Important Rubidium Facts for Chemists
| Property | Value |
|---|---|
| Atomic Number | 37 |
| Group | 1 (Alkali metals) |
| Period | 5 |
| Block | s |
| Electron Configuration | [Kr] 5s¹ |
| Electrons Per Shell | 2, 8, 18, 8, 1 |
| Phase | Solid |
| Melting Point | 312.46 K (39.31 °C, 102.76 °F) |
| Boiling Point | 961 K (688 °C, 1270 °F) |
| Density | 1.532 g/cm³ |
| Heat of Vaporization | 69 kJ/mol |
| Heat of Fusion | 2.19 kJ/mol |
| Oxidation States | -1, +1 |
| Pauling Electronegativity | 0.82 |
| Ionization Energies | 403 kJ/mol (1st) |
| Atomic Radius | 248 pm |
| Crystal Structure | Body-centered cubic (bcc) |
| Magnetic Ordering | Paramagnetic |
Interesting Rubidium Facts
- Eric Cornell, Wolfgang Ketterle, and Carl Wiemen used rubidium-87 to produce Bose-Einstein condensate, earning them the 2001 Nobel Prize in Physics.

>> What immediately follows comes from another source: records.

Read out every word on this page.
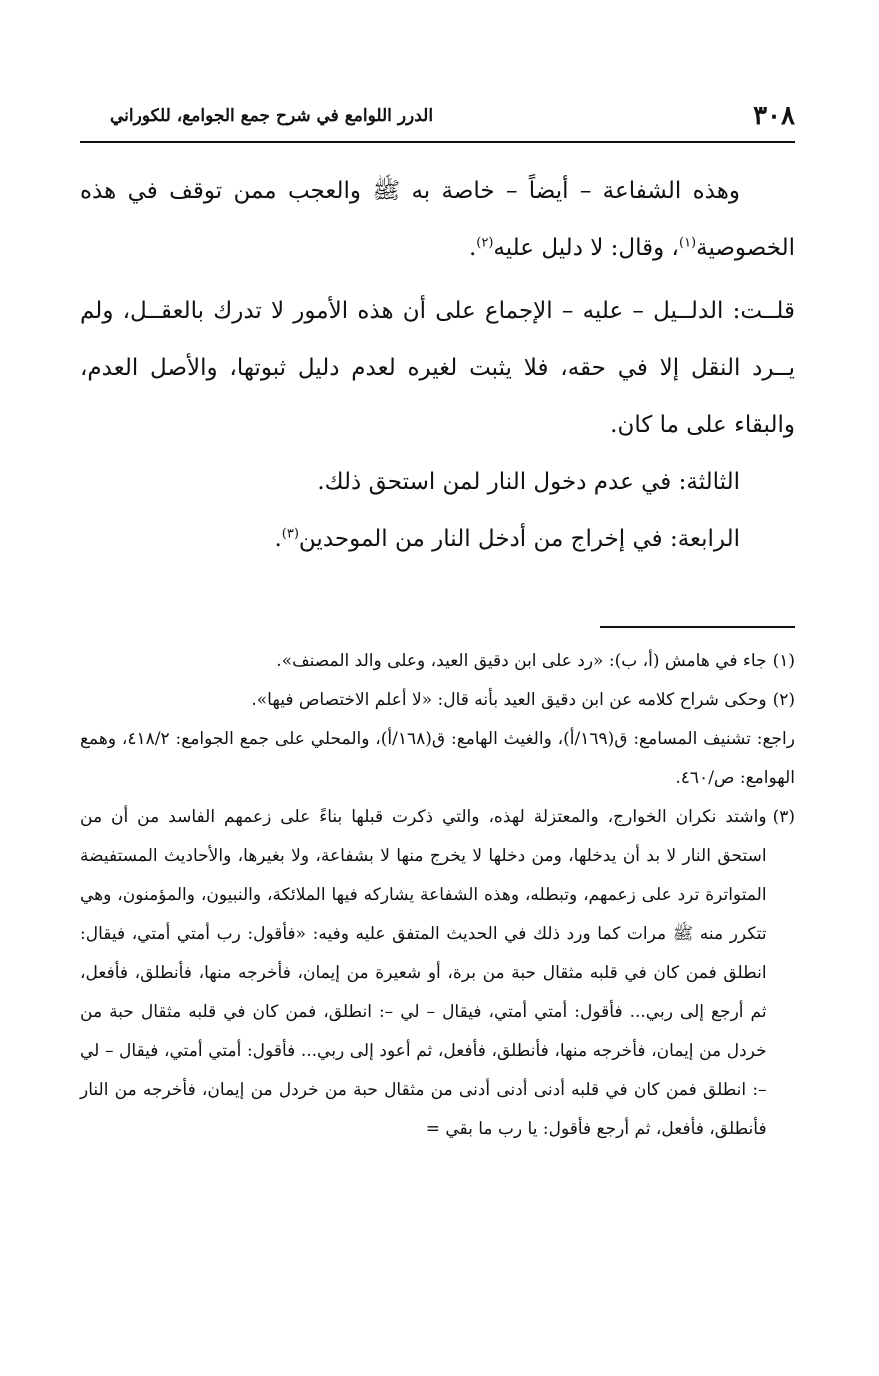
٣٠٨
الدرر اللوامع في شرح جمع الجوامع، للكوراني

وهذه الشفاعة – أيضاً – خاصة به ﷺ والعجب ممن توقف في هذه الخصوصية$^{(١)}$، وقال: لا دليل عليه$^{(٢)}$.

قلــت: الدلــيل – عليه – الإجماع على أن هذه الأمور لا تدرك بالعقــل، ولم يــرد النقل إلا في حقه، فلا يثبت لغيره لعدم دليل ثبوتها، والأصل العدم، والبقاء على ما كان.

الثالثة: في عدم دخول النار لمن استحق ذلك.

الرابعة: في إخراج من أدخل النار من الموحدين$^{(٣)}$.

(١)
جاء في هامش (أ، ب): «رد على ابن دقيق العيد، وعلى والد المصنف».
(٢)
وحكى شراح كلامه عن ابن دقيق العيد بأنه قال: «لا أعلم الاختصاص فيها».

راجع: تشنيف المسامع: ق(١٦٩/أ)، والغيث الهامع: ق(١٦٨/أ)، والمحلي على جمع الجوامع: ٤١٨/٢، وهمع الهوامع: ص/٤٦٠.

(٣)
واشتد نكران الخوارج، والمعتزلة لهذه، والتي ذكرت قبلها بناءً على زعمهم الفاسد من أن من استحق النار لا بد أن يدخلها، ومن دخلها لا يخرج منها لا بشفاعة، ولا بغيرها، والأحاديث المستفيضة المتواترة ترد على زعمهم، وتبطله، وهذه الشفاعة يشاركه فيها الملائكة، والنبيون، والمؤمنون، وهي تتكرر منه ﷺ مرات كما ورد ذلك في الحديث المتفق عليه وفيه: «فأقول: رب أمتي أمتي، فيقال: انطلق فمن كان في قلبه مثقال حبة من برة، أو شعيرة من إيمان، فأخرجه منها، فأنطلق، فأفعل، ثم أرجع إلى ربي... فأقول: أمتي أمتي، فيقال – لي –: انطلق، فمن كان في قلبه مثقال حبة من خردل من إيمان، فأخرجه منها، فأنطلق، فأفعل، ثم أعود إلى ربي... فأقول: أمتي أمتي، فيقال – لي –: انطلق فمن كان في قلبه أدنى أدنى أدنى من مثقال حبة من خردل من إيمان، فأخرجه من النار فأنطلق، فأفعل، ثم أرجع فأقول: يا رب ما بقي =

- While not particularly common, rubidium is the 23rd most abundant element in the Earth’s crust. This is about the same abundance as zinc and higher than the abundance of copper.

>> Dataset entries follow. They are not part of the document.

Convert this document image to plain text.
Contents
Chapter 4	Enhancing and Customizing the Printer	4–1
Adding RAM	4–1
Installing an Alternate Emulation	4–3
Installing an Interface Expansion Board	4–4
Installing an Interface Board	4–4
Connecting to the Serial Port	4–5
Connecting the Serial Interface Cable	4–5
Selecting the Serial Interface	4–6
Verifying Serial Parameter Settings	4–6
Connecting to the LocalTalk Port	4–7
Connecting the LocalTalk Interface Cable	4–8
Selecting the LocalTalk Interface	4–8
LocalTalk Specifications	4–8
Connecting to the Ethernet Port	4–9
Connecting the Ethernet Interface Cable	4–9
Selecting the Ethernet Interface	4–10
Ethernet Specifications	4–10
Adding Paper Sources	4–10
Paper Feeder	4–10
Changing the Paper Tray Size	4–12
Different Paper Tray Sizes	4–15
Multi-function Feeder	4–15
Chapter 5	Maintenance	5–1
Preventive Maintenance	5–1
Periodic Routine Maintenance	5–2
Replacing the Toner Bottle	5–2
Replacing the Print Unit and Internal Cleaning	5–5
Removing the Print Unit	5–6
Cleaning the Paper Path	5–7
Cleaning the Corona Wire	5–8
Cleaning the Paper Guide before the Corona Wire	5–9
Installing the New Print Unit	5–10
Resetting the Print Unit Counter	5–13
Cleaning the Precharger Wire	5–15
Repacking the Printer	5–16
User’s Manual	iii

- Rubidium is the second most electropositive element, after cesium.
- Rubidium melts a bit over body temperature, so it is a liquid element on hot days.
- Like other alkali metals, rubidium reacts violently with water. It is stored in an inert atmosphere or under dry oil to prevent ignition.
- Rubidium forms alloys with gold, cesium, potassium, and sodium. It forms an amalgam with mercury.
- Because rubidium is so similar to potassium, it is a good biomarker for tracing potassium uptake by living organisms.
References
- Campbell, N. R.; Wood, A. (1908). “The Radioactivity of Rubidium”. Proceedings of the Cambridge Philosophical Society. 14: 15.
- Fieve, Ronald R.; Meltzer, Herbert L.; Taylor, Reginald M. (1971). “Rubidium chloride ingestion by volunteer subjects: Initial experience”. Psychopharmacologia. 20 (4): 307–14. doi:10.1007/BF00403562
- Haynes, William M., ed. (2011). CRC Handbook of Chemistry and Physics (92nd ed.). Boca Raton, FL: CRC Press. ISBN 1439855110.
- Meites, Louis (1963). Handbook of Analytical Chemistry (New York: McGraw-Hill Book Company.
- Weast, Robert (1984). CRC, Handbook of Chemistry and Physics. Boca Raton, Florida: Chemical Rubber Company Publishing. ISBN 0-8493-0464-4.